I do not code by stadium as I started keeping my records long after the stadium/capacity data was reliably available for the ealier seasons. Adding it would not be difficult if I had it though.
It's largely obvious, but there HAVE been stadium exceptions (little odd one-offs that you'd have to track down), almost all of them in the pre-SSS era. We have a responsibility to be accurate only insofar as it reasonably affects the conclusions we can draw. And there are always going to be caveats ("Yeah, but, that was a doubleheader...." or "Yeah, but, that was Beckham's first year" or any one of a number of other things that skew data). I don't know exactly what ONE number people are looking for that will tell them everything they need to know. Kansas City had trouble drawing, and then Lamar got really involved and they had a big boost, and then they dropped off again, and for a while they played in a very small venue and then they built their own venue and now they sell lots of tickets. The End. Whether this Atomic Level Number some are seeking is 11,547 or 9,239 or 16,431...what does that mean? If you've been paying attention long enough, you know the history of teams that haven't drawn well and those that have....those that have played to higher percentages of capacity and those who haven't...those who have played in big stadiums, small stadiums, and in-between stadiums. And, of course, you know that it always looked like more on TV.
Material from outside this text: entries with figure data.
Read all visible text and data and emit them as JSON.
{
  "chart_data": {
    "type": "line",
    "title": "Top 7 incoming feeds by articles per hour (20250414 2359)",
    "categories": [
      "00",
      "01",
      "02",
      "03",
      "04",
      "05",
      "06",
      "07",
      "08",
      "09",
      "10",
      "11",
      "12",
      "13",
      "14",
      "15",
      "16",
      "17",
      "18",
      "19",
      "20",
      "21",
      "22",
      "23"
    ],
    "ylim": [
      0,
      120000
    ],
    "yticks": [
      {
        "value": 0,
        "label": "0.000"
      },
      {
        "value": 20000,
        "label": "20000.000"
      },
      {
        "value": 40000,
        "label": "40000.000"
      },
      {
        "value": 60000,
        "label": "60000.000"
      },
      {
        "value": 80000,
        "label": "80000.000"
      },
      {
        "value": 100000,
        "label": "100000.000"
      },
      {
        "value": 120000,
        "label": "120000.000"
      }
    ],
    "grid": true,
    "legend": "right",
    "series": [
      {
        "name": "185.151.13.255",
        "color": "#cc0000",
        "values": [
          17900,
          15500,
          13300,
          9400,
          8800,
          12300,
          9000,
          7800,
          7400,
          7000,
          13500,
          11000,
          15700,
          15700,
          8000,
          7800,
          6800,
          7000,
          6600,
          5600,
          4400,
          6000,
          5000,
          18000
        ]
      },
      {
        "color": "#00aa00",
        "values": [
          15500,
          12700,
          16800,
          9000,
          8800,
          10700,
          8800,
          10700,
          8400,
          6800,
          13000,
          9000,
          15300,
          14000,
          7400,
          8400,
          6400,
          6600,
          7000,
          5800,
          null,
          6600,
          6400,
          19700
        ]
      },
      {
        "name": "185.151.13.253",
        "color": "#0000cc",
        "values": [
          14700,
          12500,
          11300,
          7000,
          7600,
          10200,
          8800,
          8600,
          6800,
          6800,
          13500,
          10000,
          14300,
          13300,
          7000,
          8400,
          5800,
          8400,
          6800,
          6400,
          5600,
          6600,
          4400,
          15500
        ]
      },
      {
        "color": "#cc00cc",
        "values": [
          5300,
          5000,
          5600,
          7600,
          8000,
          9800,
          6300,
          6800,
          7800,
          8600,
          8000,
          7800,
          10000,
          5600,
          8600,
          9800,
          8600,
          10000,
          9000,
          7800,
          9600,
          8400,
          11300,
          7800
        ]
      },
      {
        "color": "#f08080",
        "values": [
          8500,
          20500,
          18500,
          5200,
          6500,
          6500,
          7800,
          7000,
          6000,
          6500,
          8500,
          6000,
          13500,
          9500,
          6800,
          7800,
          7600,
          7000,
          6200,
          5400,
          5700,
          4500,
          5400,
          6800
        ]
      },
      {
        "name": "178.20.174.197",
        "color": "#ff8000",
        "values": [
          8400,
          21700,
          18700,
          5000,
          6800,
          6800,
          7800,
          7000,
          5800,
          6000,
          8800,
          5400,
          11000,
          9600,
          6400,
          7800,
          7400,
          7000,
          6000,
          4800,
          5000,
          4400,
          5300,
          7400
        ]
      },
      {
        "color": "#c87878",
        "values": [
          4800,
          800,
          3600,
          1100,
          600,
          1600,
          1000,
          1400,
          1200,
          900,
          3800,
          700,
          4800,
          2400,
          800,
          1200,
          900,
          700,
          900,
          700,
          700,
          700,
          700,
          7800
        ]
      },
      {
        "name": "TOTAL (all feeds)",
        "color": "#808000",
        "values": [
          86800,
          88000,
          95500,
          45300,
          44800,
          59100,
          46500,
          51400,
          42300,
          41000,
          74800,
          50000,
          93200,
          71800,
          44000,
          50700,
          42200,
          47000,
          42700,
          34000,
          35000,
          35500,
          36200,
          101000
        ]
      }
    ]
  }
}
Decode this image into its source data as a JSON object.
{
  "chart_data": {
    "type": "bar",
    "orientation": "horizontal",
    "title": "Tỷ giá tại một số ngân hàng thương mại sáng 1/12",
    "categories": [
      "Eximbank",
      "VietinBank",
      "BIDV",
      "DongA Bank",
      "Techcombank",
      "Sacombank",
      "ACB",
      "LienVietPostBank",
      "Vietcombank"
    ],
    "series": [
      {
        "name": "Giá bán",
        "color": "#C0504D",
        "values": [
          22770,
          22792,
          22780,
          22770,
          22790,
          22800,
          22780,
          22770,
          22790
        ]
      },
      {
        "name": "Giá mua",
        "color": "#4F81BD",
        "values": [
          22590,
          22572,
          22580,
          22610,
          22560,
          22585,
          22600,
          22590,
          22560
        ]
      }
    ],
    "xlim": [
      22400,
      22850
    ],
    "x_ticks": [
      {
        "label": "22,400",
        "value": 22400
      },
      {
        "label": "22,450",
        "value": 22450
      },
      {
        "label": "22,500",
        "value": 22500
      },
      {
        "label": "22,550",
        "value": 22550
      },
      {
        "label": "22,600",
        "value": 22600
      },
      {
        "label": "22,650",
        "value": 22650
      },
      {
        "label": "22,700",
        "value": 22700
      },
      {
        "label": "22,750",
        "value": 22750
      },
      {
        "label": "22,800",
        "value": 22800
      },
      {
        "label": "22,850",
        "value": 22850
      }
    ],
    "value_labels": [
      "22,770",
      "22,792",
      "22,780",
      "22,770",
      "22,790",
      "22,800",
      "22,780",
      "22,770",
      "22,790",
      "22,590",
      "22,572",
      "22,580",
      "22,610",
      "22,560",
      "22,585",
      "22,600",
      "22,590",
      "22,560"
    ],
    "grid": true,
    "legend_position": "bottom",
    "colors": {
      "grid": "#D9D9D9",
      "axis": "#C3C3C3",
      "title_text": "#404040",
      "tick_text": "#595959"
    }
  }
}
I wonder if they argued at the barbershops in the 1930's that the attendance sounded like less on the radio . I am not sure how I would deal with event matches such as doubleheaders or fireworks. I would normally be inclined to take whatever the base value was nominally and just use that noting the specific event as an overage exception. But then I am not sure how I would handle Seattle and its planned full capacity matches. I would probably treat those as two distinct stadium configurations. These variations are one of the reasons I have not tried very hard to get this data. If it falls into my lap I would definitely update for it but it is a lot of work to gather.
Yes I had an error in my Colorado data pointed out to me. I apparently did not correct it in all places here in. I will do so.
No worries - I appreciate your work. I happened to be using that point for a post and first thought I made a mistake as I'm prone to do. If you look at the data, there is a clear inflection from the 5 years before DPs to the 5 years after. New England for example was on clear downward path their first 3 years in the league to 2006. Then they had a huge jump.